#6―05
マーチトイボックスプラス旅行者二名の一行は、これまで見てきた泉に比べると数倍の大きさがある湖でゴンドラに揺られていた。現在の位置は、そろそろ湖全体の三分の二を過ぎたころである。
途中で前方の漕ぎ手は清歌から早見へ、そして悠司へと交代している。二人ともせっかくだから漕いでみたいという気もあったのだが、実態はともかく見た目はまぎれもなくか弱い少女である清歌に漕いで貰っておいて、男の自分がただ座っているという状況にちょっと居心地が悪かったのである。

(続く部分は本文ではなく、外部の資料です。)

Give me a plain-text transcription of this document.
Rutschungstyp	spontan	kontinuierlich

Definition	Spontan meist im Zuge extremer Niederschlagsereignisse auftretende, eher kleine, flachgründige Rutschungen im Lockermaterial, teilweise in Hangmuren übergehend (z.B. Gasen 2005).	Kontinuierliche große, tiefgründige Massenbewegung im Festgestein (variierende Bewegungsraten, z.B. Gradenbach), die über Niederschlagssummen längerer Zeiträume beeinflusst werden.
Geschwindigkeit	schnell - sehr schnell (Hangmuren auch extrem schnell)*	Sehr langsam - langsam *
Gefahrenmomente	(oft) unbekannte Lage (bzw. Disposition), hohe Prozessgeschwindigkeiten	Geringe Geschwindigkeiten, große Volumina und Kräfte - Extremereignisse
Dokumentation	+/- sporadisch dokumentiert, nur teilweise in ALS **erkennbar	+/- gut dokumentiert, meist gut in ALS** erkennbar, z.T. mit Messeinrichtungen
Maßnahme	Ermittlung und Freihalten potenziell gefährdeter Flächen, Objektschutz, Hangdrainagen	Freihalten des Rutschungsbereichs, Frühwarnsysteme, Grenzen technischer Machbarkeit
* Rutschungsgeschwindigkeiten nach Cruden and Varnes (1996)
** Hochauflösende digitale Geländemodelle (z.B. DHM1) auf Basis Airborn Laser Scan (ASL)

清歌と聡一郎が自力であっさりと漕いでいたので、軽い気持ちでトライした二人だったが実際やってみるとそんなに簡単なものではなかった。しかしこの点に関してはちゃんと救済策が用意されており、数分間オール捌きに難儀すると自動的にシステムアシストがオンになったのである。
もっともこれは参加メンバー全員が上手く漕げない場合も当然あり得るのだから、ある意味当然の措置とも言えるだろう。少々意地の悪い開発とて、生身の技術が無いと無理ゲーになってしまうような仕様にはしないのである。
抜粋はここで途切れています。